Progetti per la cura dell'idrocefalo in Africa: l'impegno del neurochirurgo italiano,
Conti
Vivere la propria professione di medico come dono di sé agli altri, offrendo la massima
competenza e ponendo attenzione al rapporto con colleghi e pazienti, rinunciando ad
ogni protagonismo personale. E’ ciò che anima l’attività del dott. Michele Conti,
responsabile del reparto di Neurochirurgia dell’Ospedale S. Maria del Carmine di Rovereto,
in provincia di Trento. A lui si deve poi la realizzazione di numerosi progetti
di formazione del personale medico in diversi paesi dell’Africa come Etiopia, Zimbabwe,
Ghana e Kenya con il sostegno della Provincia autonoma di Trento. Mariangela Brunet
ha raccolto la testimonianza del dott. Conti chiedendogli prima di tutto quali siano
le tecniche da lui adottate nella cura dell’idrocefalo nei bambini.
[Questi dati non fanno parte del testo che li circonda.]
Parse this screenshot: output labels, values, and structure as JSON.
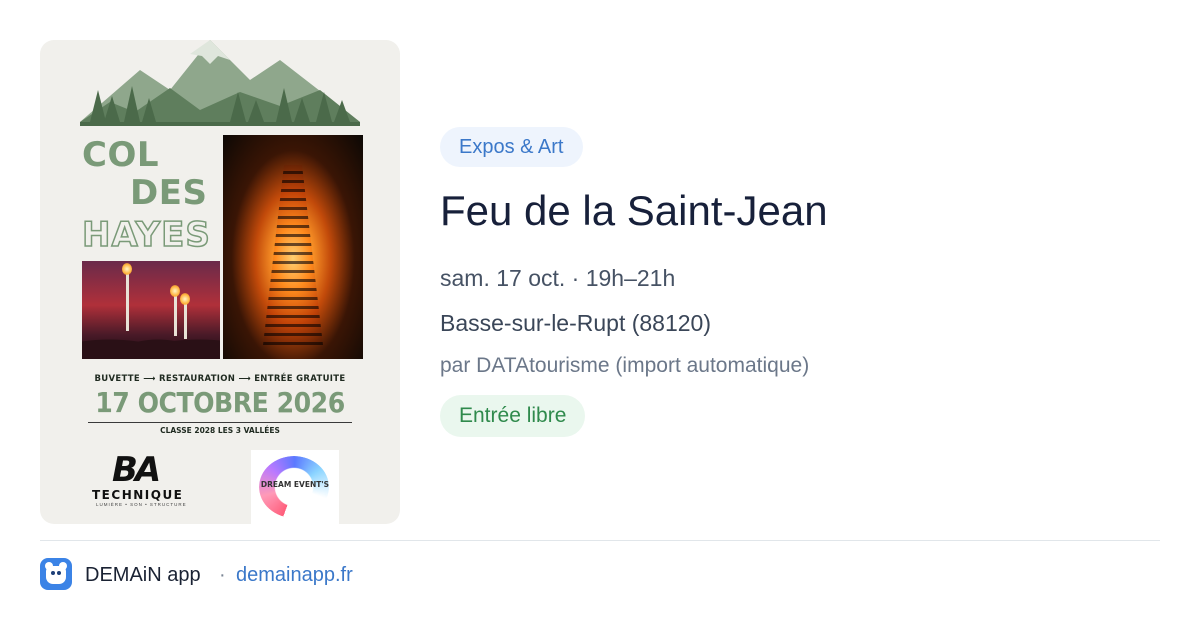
{
  "poster": {
    "line1": "COL",
    "line2": "DES",
    "line3": "HAYES",
    "services": "BUVETTE ⟶ RESTAURATION ⟶ ENTRÉE GRATUITE",
    "date": "17 OCTOBRE 2026",
    "classe": "CLASSE 2028 LES 3 VALLÉES",
    "logo_left_mark": "BA",
    "logo_left_word": "TECHNIQUE",
    "logo_left_sub": "LUMIÈRE • SON • STRUCTURE",
    "logo_right": "DREAM EVENT'S"
  },
  "event": {
    "category": "Expos & Art",
    "title": "Feu de la Saint-Jean",
    "datetime": "sam. 17 oct. · 19h–21h",
    "location": "Basse-sur-le-Rupt (88120)",
    "source": "par DATAtourisme (import automatique)",
    "price": "Entrée libre"
  },
  "footer": {
    "app_name": "DEMAiN app",
    "separator": "·",
    "link": "demainapp.fr"
  },
  "colors": {
    "accent_blue": "#3b78c9",
    "category_bg": "#eef4fd",
    "price_green": "#2f8a4c",
    "price_bg": "#eaf7ee",
    "poster_green": "#7a9a78"
  },
  "icons": {
    "app": "demain-app-icon"
  }
}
Sentiamo:
R. - Il problema
dell’idrocefalo nei bambini è un problema molto diffuso soprattutto nei Paesi del
Terzo mondo e le tecniche sono rimaste un po’ limitate a quello che si faceva negli
anni ’50 e ’60. Si è compreso però che è necessario fare questa chirurgia quanto prima,
anche con bambini molto piccoli o neonati, e questo ovviamente comporta una preparazione
tecnica maggiore rispetto alla media dei chirurghi nazionali o europei.
D.
– Lei ha una grande esperienza di volontariato in Africa. Cosa ci può dire in proposito?
R.
– Proprio riguardo alla domanda precedente sull’idrocefalo, quello che è stato fatto
è una nuova tipologia di progetto per i Paesi in via di sviluppo - personalmente in
cinque stati africani – dove si sono realizzati dei progetti che non hanno avuto direttamente
lo scopo di aiutare i bambini con questa patologia, ma quello di formare i medici
africani a guarire questi bambini. Quello che io ho fatto per l’Africa è stato contestualizzare
la tipologia di intervento su questa malattia in un Paese del Terzo mondo. Grazie
all’aiuto delle organizzazioni non governative, sentite proprio per questi progetti,
siamo riusciti con la Provincia autonoma di Trento a trovare dei dispositivi a basso
costo in India – dispositivi che possono essere comprati ed autosostenuti in futuro
– però ho messo del mio nell’inventare una nuova tecnica realizzabile con quei dispositivi,
naturalmente avendo poi lo stesso risultato. Questo nuovo modo di vedere la solidarietà
e la cooperazione ha sicuramente aperto dei capitoli inimmaginabili e soprattutto
permesso il buon rapporto con i medici africani, con i politici africani proprio perché
hanno compreso che non c’era la volontà di mettersi a posto la coscienza, ma c’era
la volontà di insegnare la propria professione a loro per consentirgli di salvare
la loro gente. Dopo un primo lavoro in Etiopia, in due anni abbiamo realizzato cinque
progetti di formazione, in cinque stati differenti e l’ultimo progetto fatto con lo
stato del Ghana ha coinvolto tutta la nostra politica locale e quella dello stato
africano.
D. – Nel suo impegno umano e medico ha creato molte reti di relazioni
autenticamente umane ed interprofessionali. Cosa l’ha portato a costruire tutto questo?
R.
– Anche se sono un chirurgo e ci si relaziona con i chirurghi, in realtà quando si
fanno questi progetti si trovano poi relazioni anche con politici, con missionari
e questo ha portato a creare una rete meravigliosa di rapporti tra persone completamente
differenti, sotto ogni aspetto - professionale, religioso, culturale - che però hanno
tutti un unico obiettivo: quello di fare qualcosa di buono. In questo modo si elimina
qualsiasi personalismo. Ognuno di noi non cerca più l’affermazione di se stesso, ma
si rende conto di far parte di un progetto più grande che porta a realizzare qualcosa
che umanamente non è nemmeno pensabile a priori. Riuscire a far sì che le persone
che si operano vadano a star bene, oppure che i colleghi che si formano riescano a
dare il meglio, va al di là del solo fatto di far bene l’intervento, ma è tutto un
rapporto che si instaura con ciascuno. Penso che anche un forte sentimento religioso
sia un perché si fa questo tipo di lavoro.